Former team owner Oleg Tinkov joins growing chorus of oligarchs turning against Putin
The Russian entrepreneur made headlines as the flamboyant owner that hired Peter Sagan and Alberto Contador.
Heading out the door? Read this article on the new Outside+ app available now on iOS devices for members! Download the app.
Former WorldTour cycling team owner Oleg Tinkov is among a growing chorus of Russian oligarchs who are raising their voices against Russian president Vladimir Putin and the worsening war in Ukraine.
Tinkov, 54, made headlines when he owned the Tinkoff Bank cycling team from 2012-16, where such stars as Peter Sagan and Alberto Contador once raced.
On Monday, Tinkov posted a message on Instagram criticizing the Russian invasion of Ukraine.

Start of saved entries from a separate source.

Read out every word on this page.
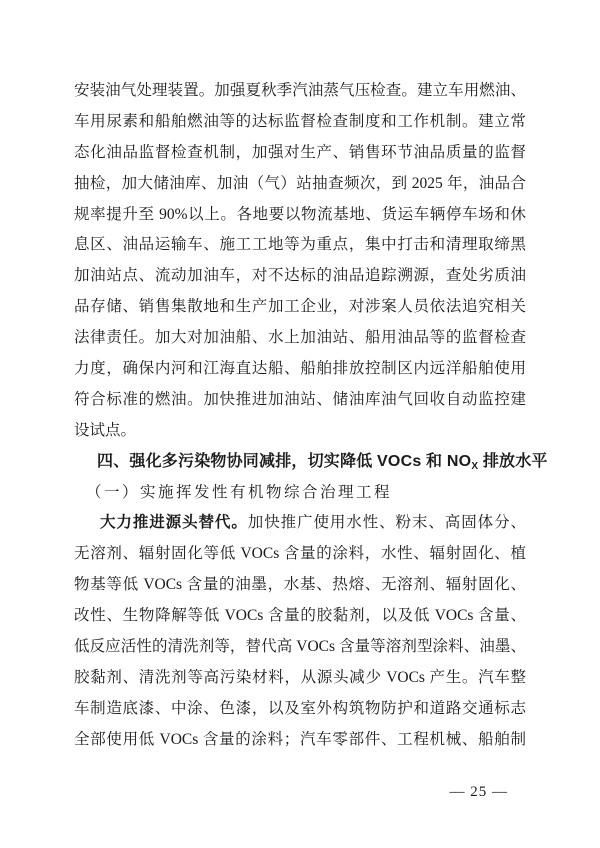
安装油气处理装置。加强夏秋季汽油蒸气压检查。建立车用燃油、
车用尿素和船舶燃油等的达标监督检查制度和工作机制。建立常
态化油品监督检查机制，加强对生产、销售环节油品质量的监督
抽检，加大储油库、加油（气）站抽查频次，到 2025 年，油品合
规率提升至 90%以上。各地要以物流基地、货运车辆停车场和休
息区、油品运输车、施工工地等为重点，集中打击和清理取缔黑
加油站点、流动加油车，对不达标的油品追踪溯源，查处劣质油
品存储、销售集散地和生产加工企业，对涉案人员依法追究相关
法律责任。加大对加油船、水上加油站、船用油品等的监督检查
力度，确保内河和江海直达船、船舶排放控制区内远洋船舶使用
符合标准的燃油。加快推进加油站、储油库油气回收自动监控建
设试点。
四、强化多污染物协同减排，切实降低 VOCs 和 $NO_X$ 排放水平
（一）实施挥发性有机物综合治理工程
大力推进源头替代。加快推广使用水性、粉末、高固体分、
无溶剂、辐射固化等低 VOCs 含量的涂料，水性、辐射固化、植
物基等低 VOCs 含量的油墨，水基、热熔、无溶剂、辐射固化、
改性、生物降解等低 VOCs 含量的胶黏剂，以及低 VOCs 含量、
低反应活性的清洗剂等，替代高 VOCs 含量等溶剂型涂料、油墨、
胶黏剂、清洗剂等高污染材料，从源头减少 VOCs 产生。汽车整
车制造底漆、中涂、色漆，以及室外构筑物防护和道路交通标志
全部使用低 VOCs 含量的涂料；汽车零部件、工程机械、船舶制
— 25 —
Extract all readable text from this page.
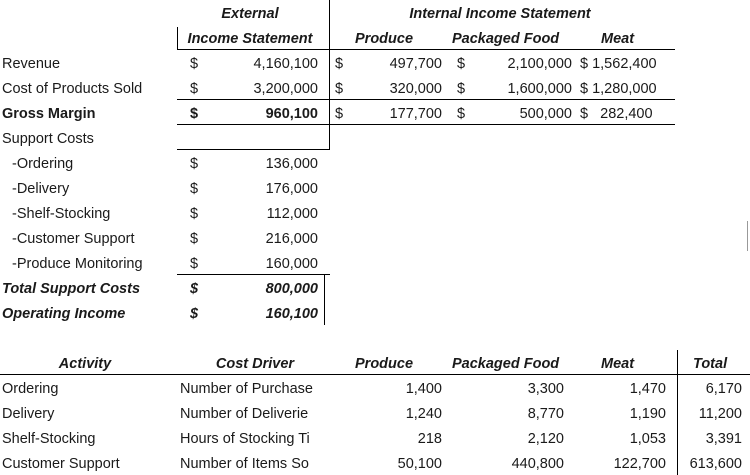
External	Internal Income Statement
Income Statement	Produce	Packaged Food	Meat
Revenue	$	4,160,100 $	497,700 $	2,100,000 $ 1,562,400
Cost of Products Sold	$	3,200,000 $	320,000 $	1,600,000 $ 1,280,000
Gross Margin	$	960,100 $	177,700 $	500,000 $   282,400
Support Costs
-Ordering	$	136,000
-Delivery	$	176,000
-Shelf-Stocking	$	112,000
-Customer Support	$	216,000
-Produce Monitoring	$	160,000
Total Support Costs	$	800,000
Operating Income	$	160,100
Activity	Cost Driver	Produce	Packaged Food	Meat	Total
Ordering	Number of Purchase	1,400	3,300	1,470	6,170
Delivery	Number of Deliverie	1,240	8,770	1,190	11,200
Shelf-Stocking	Hours of Stocking Ti	218	2,120	1,053	3,391
Customer Support	Number of Items So	50,100	440,800	122,700	613,600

“In Ukraine, innocent people are dying every day,” Tinkov wrote. “This is unthinkable and unacceptable. [Governments] should spend money on treating people, on research to defeat cancer, and not on war. We are against this war!”
Also read: UCI takes action in wake of Ukraine invasion
The comments are significant in that Tinkov is among several high-profile Russian businessmen and so-called oligarchs who are speaking out and publicly criticizing Putin’s war. Other Russian billionaires, including Mikhail Fridman, Oleg Deripaska, and Evgeny Lebedev, have commented in recent days.
Tinkov posted a photograph of himself with his family, wrote about his own health struggles with cancer, and voiced his opposition to Putin’s aggression toward Ukraine.
“We at the Tinkov Family Foundation save the lives of people with blood cancers,” Tinkov wrote. “We buy equipment, train nurses, and help build transplant centers. I myself, twice almost being on the other side of life over the past two years, I was convinced how fragile life is. And there is only one.” Tinkov added the hashtag, #nowar.
Tinkov made billions during the Putin years, opening brewpubs, restaurants, and a frozen food chain before creating a credit card — and eventually a bank — with backing from Goldman Sachs. When the bank went public in 2013, he was worth an estimated $8 billion and emerged as among Russia’s richest entrepreneurs.
The flamboyant Tinkov later bought out Bjarne Riis in 2012 to own his namesake team in what was his second foray into cycling before eventually leaving the sport in 2016.
Tinkov later ran afoul with the American tax agency and was diagnosed with leukemia. He’s since lost much of his wealth, with Forbes magazine pegging his worth in 2022 at just under $1 billion.